Il focus scelto quest’anno per la Giornata mondiale della salute mentale riguarda la salute mentale sul posto di lavoro. Non è un tema di poco conto quello lanciato dall’OMS: la realtà professionale costituisce una dimensione importante nella vita delle persone, una realtà che va ben oltre il fatto di rappresentare una fonte di reddito. Il lavoro, nella sua presenza così come nella sua assenza, finisce per essere un elemento che può incidere positivamente o negativamente sulla salute di un soggetto; parafrasando il titolo di una celebre opera di Pavese “Lavorare stanca” ma anche “non lavorare” stanca, ovvero logora, provoca sofferenza, emarginazione sociale, solitudine. Con lavoro possiamo pensare a tutte le realtà di occupazione che oggi si possono praticare perché, soprattutto nell’ambito della salute mentale, ci sono ingaggi che possono essere differenti dal lavoro comunemente inteso ma che ne portano tutta la dignità e la preziosità. Anche queste realtà, come avviene per le forme di lavoro che corrispondono all’accezione tradizionale, arricchiscono la comunità e portano un prezioso contributo alla collettività oltre che al singolo. La cura delle relazioni, la dimensione del rispetto, la valorizzazione e la possibilità di crescere all’interno della propria attività, il contenimento dello stress, finiscono per essere, accanto a molti altri, fattori protettivi per la salute mentale e, quando disattesi o non curati, elementi di compromissione del benessere del lavoratore.
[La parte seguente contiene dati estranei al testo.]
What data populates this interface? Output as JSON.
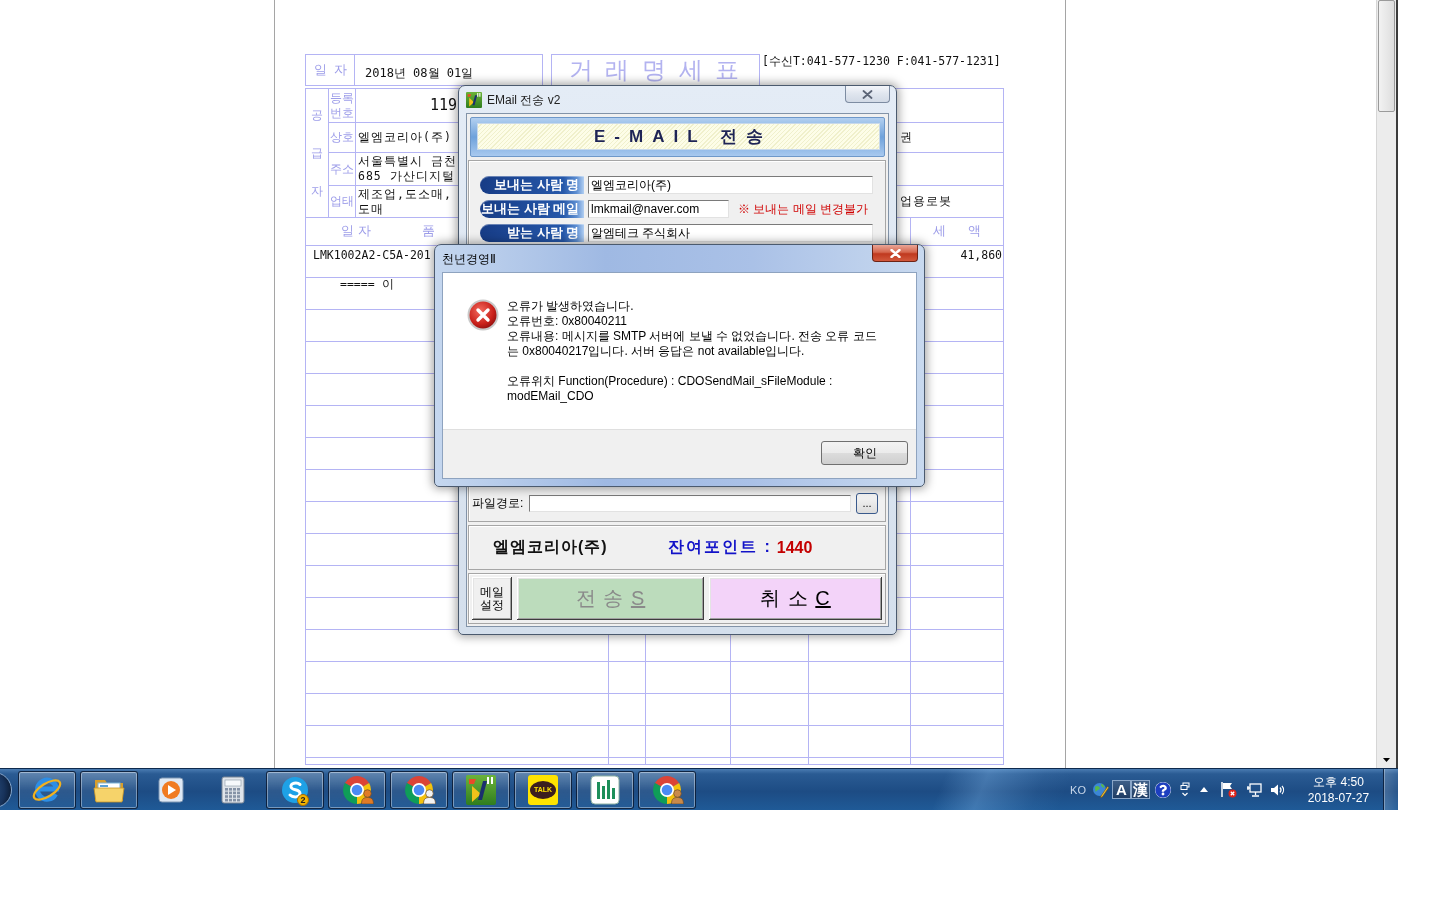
{
  "document": {
    "date_label": "일자",
    "date": "2018년 08월 01일",
    "title": "거 래 명 세 표",
    "contact": "[수신T:041-577-1230 F:041-577-1231]",
    "supplier": {
      "section_label": "공급자",
      "rows": [
        {
          "kind": "reg_no",
          "label": "등록번호",
          "lines": [
            "119"
          ]
        },
        {
          "kind": "text",
          "label": "상호",
          "lines": [
            "엘엠코리아(주)"
          ],
          "right": "권"
        },
        {
          "kind": "text",
          "label": "주소",
          "lines": [
            "서울특별시 금천",
            "685 가산디지털"
          ]
        },
        {
          "kind": "text",
          "label": "업태",
          "lines": [
            "제조업,도소매,",
            "도매"
          ],
          "right": "업용로봇"
        }
      ]
    },
    "items": {
      "header": {
        "date": "일자",
        "item": "품",
        "tax": "세 액"
      },
      "rows": [
        {
          "kind": "item",
          "text": "LMK1002A2-C5A-201",
          "tax": "41,860"
        },
        {
          "kind": "note",
          "text": "===== 이"
        }
      ]
    }
  },
  "email_window": {
    "title": "EMail 전송 v2",
    "banner": "E-MAIL 전송",
    "fields": [
      {
        "label": "보내는 사람 명",
        "value": "엘엠코리아(주)"
      },
      {
        "label": "보내는 사람 메일",
        "value": "lmkmail@naver.com",
        "note": "※ 보내는 메일 변경불가"
      },
      {
        "label": "받는 사람 명",
        "value": "알엠테크 주식회사"
      }
    ],
    "file_path": {
      "label": "파일경로:",
      "browse": "..."
    },
    "info": {
      "company": "엘엠코리아(주)",
      "points_label": "잔여포인트 :",
      "points": "1440"
    },
    "buttons": [
      {
        "kind": "settings",
        "label": "메일 설정",
        "disabled": false
      },
      {
        "kind": "send",
        "label": "전 송",
        "access_key": "S",
        "disabled": true
      },
      {
        "kind": "cancel",
        "label": "취 소",
        "access_key": "C",
        "disabled": false
      }
    ]
  },
  "error_dialog": {
    "title": "천년경영Ⅱ",
    "message_blocks": [
      [
        "오류가 발생하였습니다.",
        "오류번호: 0x80040211",
        "오류내용: 메시지를 SMTP 서버에 보낼 수 없었습니다. 전송 오류 코드는 0x80040217입니다. 서버 응답은 not available입니다."
      ],
      [
        "오류위치 Function(Procedure) : CDOSendMail_sFileModule : modEMail_CDO"
      ]
    ],
    "ok_button": "확인"
  },
  "taskbar": {
    "apps": [
      {
        "kind": "e_logo",
        "running": true
      },
      {
        "kind": "folder",
        "running": true
      },
      {
        "kind": "player",
        "running": false
      },
      {
        "kind": "calculator",
        "running": false
      },
      {
        "kind": "s_logo",
        "running": true,
        "badge": "2"
      },
      {
        "kind": "browser",
        "running": true,
        "color": "#e07b28"
      },
      {
        "kind": "browser",
        "running": true,
        "color": "#f2f2f2"
      },
      {
        "kind": "tile",
        "running": true
      },
      {
        "kind": "talk",
        "running": true,
        "logo_text": "TALK"
      },
      {
        "kind": "bars",
        "running": true
      },
      {
        "kind": "browser",
        "running": true,
        "color": "#c98a4b"
      }
    ],
    "tray": {
      "language": "KO",
      "ime_modes": [
        "A",
        "漢"
      ],
      "time": "오후 4:50",
      "date": "2018-07-27"
    }
  }
}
La salute mentale è dunque un tema che occupa tutti gli ambiti della vita, e ciascuno di essi merita la cura e l’attenzione necessarie perché non finisca per incidere negativamente sul benessere della persona. Non è difficile immaginare quanto la sua assenza o la sua criticità ricadano inevitabilmente sulla qualità della vita di una persona e interferiscano con la sua salute mentale. Tutto ciò ci rende ancora più consapevoli che la salute mentale riguarda tutti, che tutti sono esposti al suo logoramento, che tutti sono chiamati alla sfida della sua cura. Parlando del lavoro, tema di questa giornata, si pensa subito al reddito. Anche questa dimensione, nella sua concretezza e materialità, ha un’incidenza sulla salute mentale; questo infatti è un aspetto che apre (o chiude) a possibilità e opportunità nella vita di una persona; ma il lavoro è anche strutturazione del proprio tempo, è socializzazione e occasioni relazionali, rete di conoscenze e apertura a possibilità di incontro, come pure è investito di significato e senso capaci di dare scopo alla propria vita: sentire che si sta costruendo qualcosa o che si hanno obiettivi nella propria giornata, avere delle mete da raggiungere, percepire che è possibile dare un contributo, il proprio contributo a qualcosa o a qualcuno, non sono elementi di poco conto.
Anche nella vita professionale occorre uscire dal binomio successo-insuccesso e inserire la dimensione del senso e della crescita effettiva all’interno di tale esperienza. Quando un lavoro perde significato, quando al suo interno non si trova senso a quanto si fa, quando le relazioni umane si deteriorano, anche se coronato dal successo quel lavoro rappresenta un fattore di rischio per la salute mentale della persona.
In questa giornata mondiale della salute mentale, l’Organizzazione sociopsichiatrica cantonale assieme al Centro competenze psicologia applicata della SUPSI e in collaborazione con il Club ’74, Pro Mente Sana e Ingrado, vogliono sostenere e rilanciare l’attenzione sul benessere al lavoro, sulla sua importanza nella vita delle persone e, per questo, sottolinearne il ruolo chiave per la salute mentale. Nei progetti di collaborazione che queste realtà svolgono, in particolare nei moduli didattici relativi ai corsi per gli studenti di Bachelor in Lavoro sociale della SUPSI, spesso il tema del lavoro - di come viene vissuto, a volte patito piuttosto che rivalutato - è centrale: un oggetto di costante riflessione. Lavorare nell’ambito della salute mentale significa dialogare costantemente con le luci e le ombre del lavoro cercando, laddove è possibile, di sostenere gli aspetti luminosi che il lavoro può portare nella vita delle persone e contenendo il più possibile gli aspetti logoranti e di compromissione del benessere che, purtroppo, si riconoscono nelle traiettorie biografiche di molte persone segnate dall’esperienza del disagio psichico.
Un particolare ringraziamento alle studentesse e agli studenti del modulo “Metodi e tecniche col disagio psichico” del Bachelor in Lavoro sociale, all’Organizzazione sociopsichiatrica cantonale, all’associazione Club ’74, a Pro Mente Sana Ticino e a Ingrado.